’Twas the night before Christmas, and Toys “R” Us had visions of sugarplums. And why not? Christmas is toy time, after all.

Black Friday 2006 had featured crowded aisles and long checkout lines. “Sales results look really good,” said the new ceo, Gerald Storch, reviewing early December reports from store managers around the country.

But the festive mood was tentative. The giant retailer was like a shopper trying to find a Wii. It hoped the mission would be successful. But it knew the shelf might also be empty. There have been many empty shelves for Toys “R” Us recently – disappointing Christmases, bumps and bruises and Wal-Mart tire marks all over it.

I’m writing this in early January. All the results aren’t in. But this wasn’t an ordinary season for Toys “R” Us. After new ownership and management changes, it became a year in which the retailer had to decide whether it can turn the corner or should pull the covers over its head. Storch, a Target veteran, has said, “ I am not a liquidator. The first choice is to make a lot of money by turning around the company.”

Who’d have thought, 15 years ago, we’d be talking about a turnaround strategy for the company that turned around the rules of retailing? In the 1950s, Charles Lazarus took a small Washington, D.C., babies’ furniture store, Children’s Bargain Town, and created a toy supermarket, the original big-box category-killer. It was the inspiration for Best Buy, Home Depot, Office Depot, Bed Bath & Beyond, Barnes & Noble and all the other big-boxes that followed.

But Toys “R” Us lost its single-minded discipline. In 1996, it separated the toy and childwear businesses. The new Babies “R” Us stores proved popular, but Toys “R” Us suffered a sharp drop in customer traffic – specifically new mothers, who tend to buy baby clothing once a month (as opposed to toy buyers, who shop only a few times a year).

By 1998, Wal-Mart had become the nation’s largest toy-seller, offering a wide-enough selection of merchandise but at the lowest prices around. Toys “R” Us, with even more merchandise, tried to battle on price instead of reinforcing its own identity. Bad idea – as others have found trying to go 10 rounds with Wal-Mart.

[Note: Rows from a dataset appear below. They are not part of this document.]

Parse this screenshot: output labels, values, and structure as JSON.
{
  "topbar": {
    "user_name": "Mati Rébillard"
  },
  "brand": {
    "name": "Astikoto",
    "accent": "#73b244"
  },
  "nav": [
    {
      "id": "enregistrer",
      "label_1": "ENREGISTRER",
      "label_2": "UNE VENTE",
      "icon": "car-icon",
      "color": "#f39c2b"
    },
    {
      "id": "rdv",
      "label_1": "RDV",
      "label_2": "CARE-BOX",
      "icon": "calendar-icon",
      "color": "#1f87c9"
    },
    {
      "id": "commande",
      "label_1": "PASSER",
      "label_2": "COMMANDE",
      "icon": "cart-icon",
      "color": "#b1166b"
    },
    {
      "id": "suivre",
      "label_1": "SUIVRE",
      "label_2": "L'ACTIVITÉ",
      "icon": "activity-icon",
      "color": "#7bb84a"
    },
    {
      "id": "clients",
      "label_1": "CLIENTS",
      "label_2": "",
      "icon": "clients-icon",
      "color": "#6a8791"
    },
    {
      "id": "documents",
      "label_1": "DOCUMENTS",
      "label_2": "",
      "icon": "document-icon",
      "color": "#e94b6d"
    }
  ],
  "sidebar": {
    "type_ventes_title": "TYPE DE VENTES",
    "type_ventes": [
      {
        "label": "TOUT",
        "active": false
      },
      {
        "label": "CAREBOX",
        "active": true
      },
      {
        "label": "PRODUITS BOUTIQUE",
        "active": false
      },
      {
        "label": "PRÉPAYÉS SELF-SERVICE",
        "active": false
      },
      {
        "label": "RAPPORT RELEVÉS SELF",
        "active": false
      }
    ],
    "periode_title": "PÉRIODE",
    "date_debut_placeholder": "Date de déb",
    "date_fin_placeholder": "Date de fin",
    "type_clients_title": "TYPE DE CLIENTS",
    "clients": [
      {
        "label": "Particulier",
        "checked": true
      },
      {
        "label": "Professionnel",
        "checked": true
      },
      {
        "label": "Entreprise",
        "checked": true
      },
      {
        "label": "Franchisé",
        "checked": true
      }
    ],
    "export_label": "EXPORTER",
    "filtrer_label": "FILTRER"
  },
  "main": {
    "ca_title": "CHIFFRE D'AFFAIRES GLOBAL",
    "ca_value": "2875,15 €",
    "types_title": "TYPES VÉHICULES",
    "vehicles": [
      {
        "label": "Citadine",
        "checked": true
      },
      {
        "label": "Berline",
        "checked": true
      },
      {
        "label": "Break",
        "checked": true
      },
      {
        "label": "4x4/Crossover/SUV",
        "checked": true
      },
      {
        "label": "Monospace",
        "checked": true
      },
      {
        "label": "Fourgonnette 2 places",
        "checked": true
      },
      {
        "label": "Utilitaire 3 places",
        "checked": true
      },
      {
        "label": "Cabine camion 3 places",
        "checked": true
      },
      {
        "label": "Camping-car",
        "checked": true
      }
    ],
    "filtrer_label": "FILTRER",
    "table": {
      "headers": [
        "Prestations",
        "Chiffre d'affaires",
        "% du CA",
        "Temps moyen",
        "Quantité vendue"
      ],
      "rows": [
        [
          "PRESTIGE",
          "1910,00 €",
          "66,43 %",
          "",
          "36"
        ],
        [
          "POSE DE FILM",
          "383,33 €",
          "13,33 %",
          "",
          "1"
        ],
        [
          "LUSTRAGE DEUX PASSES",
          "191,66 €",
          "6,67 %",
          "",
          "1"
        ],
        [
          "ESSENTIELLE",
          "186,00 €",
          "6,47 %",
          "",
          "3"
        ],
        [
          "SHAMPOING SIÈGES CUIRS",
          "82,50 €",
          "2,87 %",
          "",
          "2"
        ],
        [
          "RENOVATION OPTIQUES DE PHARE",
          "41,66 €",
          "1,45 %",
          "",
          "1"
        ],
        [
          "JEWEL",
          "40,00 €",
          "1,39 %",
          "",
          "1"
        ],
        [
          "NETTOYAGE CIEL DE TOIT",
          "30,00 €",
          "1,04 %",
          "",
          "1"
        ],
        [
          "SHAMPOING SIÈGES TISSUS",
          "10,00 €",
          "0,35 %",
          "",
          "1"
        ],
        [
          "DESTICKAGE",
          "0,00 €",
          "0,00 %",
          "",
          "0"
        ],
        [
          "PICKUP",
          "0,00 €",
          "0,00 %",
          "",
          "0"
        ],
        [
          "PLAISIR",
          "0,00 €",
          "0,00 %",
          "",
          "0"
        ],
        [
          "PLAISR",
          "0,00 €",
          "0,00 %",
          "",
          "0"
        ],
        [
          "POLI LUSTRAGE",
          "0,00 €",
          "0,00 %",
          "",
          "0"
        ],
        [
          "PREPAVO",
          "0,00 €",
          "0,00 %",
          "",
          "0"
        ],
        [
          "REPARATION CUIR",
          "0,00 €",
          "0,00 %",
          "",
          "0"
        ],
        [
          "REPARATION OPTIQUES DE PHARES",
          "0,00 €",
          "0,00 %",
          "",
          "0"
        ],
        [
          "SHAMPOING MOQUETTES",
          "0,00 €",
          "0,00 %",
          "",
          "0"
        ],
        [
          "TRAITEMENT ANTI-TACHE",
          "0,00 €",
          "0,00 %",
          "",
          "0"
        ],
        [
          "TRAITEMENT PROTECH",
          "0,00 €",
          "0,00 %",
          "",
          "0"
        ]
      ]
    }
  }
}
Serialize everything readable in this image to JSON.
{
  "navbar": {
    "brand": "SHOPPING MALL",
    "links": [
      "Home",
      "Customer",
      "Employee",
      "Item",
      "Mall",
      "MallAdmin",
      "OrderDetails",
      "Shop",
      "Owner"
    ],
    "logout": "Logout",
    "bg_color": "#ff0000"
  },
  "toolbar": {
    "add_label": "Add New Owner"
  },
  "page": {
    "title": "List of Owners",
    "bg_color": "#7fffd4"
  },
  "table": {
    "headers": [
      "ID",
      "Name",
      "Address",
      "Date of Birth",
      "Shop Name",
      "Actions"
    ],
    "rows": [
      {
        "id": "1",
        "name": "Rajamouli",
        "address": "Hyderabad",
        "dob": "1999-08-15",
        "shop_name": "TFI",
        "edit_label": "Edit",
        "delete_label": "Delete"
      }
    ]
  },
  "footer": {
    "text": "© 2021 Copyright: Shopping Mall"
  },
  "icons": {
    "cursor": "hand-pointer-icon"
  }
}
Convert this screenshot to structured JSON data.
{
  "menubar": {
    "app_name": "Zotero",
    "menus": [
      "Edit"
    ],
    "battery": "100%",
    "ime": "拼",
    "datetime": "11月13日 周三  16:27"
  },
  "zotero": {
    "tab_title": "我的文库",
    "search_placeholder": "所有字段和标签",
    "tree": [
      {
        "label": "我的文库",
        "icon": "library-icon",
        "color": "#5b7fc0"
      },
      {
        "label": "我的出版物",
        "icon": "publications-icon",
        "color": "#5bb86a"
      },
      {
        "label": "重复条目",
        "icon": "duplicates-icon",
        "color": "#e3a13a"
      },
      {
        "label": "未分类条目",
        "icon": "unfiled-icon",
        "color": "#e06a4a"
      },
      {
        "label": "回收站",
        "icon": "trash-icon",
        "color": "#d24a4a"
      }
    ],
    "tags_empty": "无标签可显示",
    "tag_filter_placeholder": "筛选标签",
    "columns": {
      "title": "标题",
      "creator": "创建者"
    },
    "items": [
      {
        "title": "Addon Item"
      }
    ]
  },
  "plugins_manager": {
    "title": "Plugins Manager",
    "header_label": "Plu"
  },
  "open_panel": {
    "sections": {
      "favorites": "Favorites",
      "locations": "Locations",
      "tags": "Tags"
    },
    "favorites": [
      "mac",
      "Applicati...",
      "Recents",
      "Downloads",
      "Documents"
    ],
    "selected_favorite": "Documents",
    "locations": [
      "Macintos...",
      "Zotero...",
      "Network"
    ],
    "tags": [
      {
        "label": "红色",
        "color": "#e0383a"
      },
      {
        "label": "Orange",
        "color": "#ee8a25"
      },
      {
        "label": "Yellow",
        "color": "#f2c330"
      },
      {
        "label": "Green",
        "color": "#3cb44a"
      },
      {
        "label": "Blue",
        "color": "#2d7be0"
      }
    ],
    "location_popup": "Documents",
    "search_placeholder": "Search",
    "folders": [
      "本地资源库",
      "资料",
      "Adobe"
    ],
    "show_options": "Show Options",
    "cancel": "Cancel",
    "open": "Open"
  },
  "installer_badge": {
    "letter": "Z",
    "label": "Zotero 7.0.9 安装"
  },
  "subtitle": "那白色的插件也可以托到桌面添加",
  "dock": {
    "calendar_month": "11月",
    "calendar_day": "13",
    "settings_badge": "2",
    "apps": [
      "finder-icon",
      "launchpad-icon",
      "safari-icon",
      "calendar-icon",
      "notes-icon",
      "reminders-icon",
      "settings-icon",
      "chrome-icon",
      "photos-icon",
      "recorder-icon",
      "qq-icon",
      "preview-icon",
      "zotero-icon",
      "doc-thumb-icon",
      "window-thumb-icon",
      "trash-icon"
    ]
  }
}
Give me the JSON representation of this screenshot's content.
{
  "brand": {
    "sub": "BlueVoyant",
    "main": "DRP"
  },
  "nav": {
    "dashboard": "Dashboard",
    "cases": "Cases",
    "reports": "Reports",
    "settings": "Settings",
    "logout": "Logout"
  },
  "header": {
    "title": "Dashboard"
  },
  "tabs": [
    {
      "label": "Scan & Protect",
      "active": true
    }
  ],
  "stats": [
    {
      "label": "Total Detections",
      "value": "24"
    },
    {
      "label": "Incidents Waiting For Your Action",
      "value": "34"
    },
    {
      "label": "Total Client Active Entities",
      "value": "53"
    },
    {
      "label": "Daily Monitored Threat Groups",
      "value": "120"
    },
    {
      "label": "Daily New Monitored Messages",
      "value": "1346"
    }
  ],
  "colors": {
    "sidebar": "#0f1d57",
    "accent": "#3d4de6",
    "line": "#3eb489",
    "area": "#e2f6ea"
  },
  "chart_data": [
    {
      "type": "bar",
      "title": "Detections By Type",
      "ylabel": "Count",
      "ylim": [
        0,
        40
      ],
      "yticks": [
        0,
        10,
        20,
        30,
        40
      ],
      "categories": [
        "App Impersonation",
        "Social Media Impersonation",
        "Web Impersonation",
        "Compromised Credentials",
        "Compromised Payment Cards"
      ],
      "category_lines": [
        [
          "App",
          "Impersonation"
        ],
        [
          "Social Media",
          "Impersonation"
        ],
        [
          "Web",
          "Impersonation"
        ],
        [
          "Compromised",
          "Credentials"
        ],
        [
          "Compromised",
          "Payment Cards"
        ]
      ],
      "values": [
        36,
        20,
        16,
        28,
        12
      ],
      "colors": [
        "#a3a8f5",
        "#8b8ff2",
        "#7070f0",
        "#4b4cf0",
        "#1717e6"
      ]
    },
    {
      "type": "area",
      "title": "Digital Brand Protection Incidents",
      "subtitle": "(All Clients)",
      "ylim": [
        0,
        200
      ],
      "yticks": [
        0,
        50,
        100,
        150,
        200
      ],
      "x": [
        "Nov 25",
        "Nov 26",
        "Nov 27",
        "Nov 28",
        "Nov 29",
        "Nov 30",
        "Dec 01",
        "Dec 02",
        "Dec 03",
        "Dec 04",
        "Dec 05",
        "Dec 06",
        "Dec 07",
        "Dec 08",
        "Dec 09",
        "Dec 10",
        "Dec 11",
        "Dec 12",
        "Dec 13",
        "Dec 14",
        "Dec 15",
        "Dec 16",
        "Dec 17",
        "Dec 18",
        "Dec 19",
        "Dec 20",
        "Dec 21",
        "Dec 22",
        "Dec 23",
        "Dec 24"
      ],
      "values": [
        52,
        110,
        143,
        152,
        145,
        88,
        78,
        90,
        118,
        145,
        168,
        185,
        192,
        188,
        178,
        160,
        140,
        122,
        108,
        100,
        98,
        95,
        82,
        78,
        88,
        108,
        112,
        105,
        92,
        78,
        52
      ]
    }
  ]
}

Storch says the current game plan for Toys “R” Us includes upgrading cluttered, poorly lit and dreary stores. He also will reunite Toys “R” Us and Babies “R” Us in a test he calls “side by side.” He has fused a Toys “R” Us and a Babies “R” Us in several locations, and will expand the format if the results are positive.

The ground is roiling for all retailers. Even kingpin Wal-Mart has struggled through a difficult year. Massive public relations efforts have turned sour. (Who could have anticipated spokesman Andrew Young, of all people, making racist comments?) During December, a faith-based coalition held a nationwide candlelight vigil to deplore Wal-Mart values and “anti-family practices.” Not exactly the Christmastime publicity a retailer would want.

Worst of all, November sales tanked and December was just as bad. Is Wal-Mart vulnerable? Well, $300 billion in annual sales gives it the capital to paint over a lot of mistakes. But Target, at $52 billion, seems to be making a lot fewer mistakes.

And then there are the department stores. Early Christmas returns showed them doing surprisingly well. Analysts pointed to the deep discounts department stores were offering on a wide variety of goods. Can it be? Selection and price. Department stores are emulating Wal-Mart. And Toys “R” Us, by rebundling various product categories, is emulating the department stores.

The beat goes on. Christmas is over. Now who will have a Happy New Year?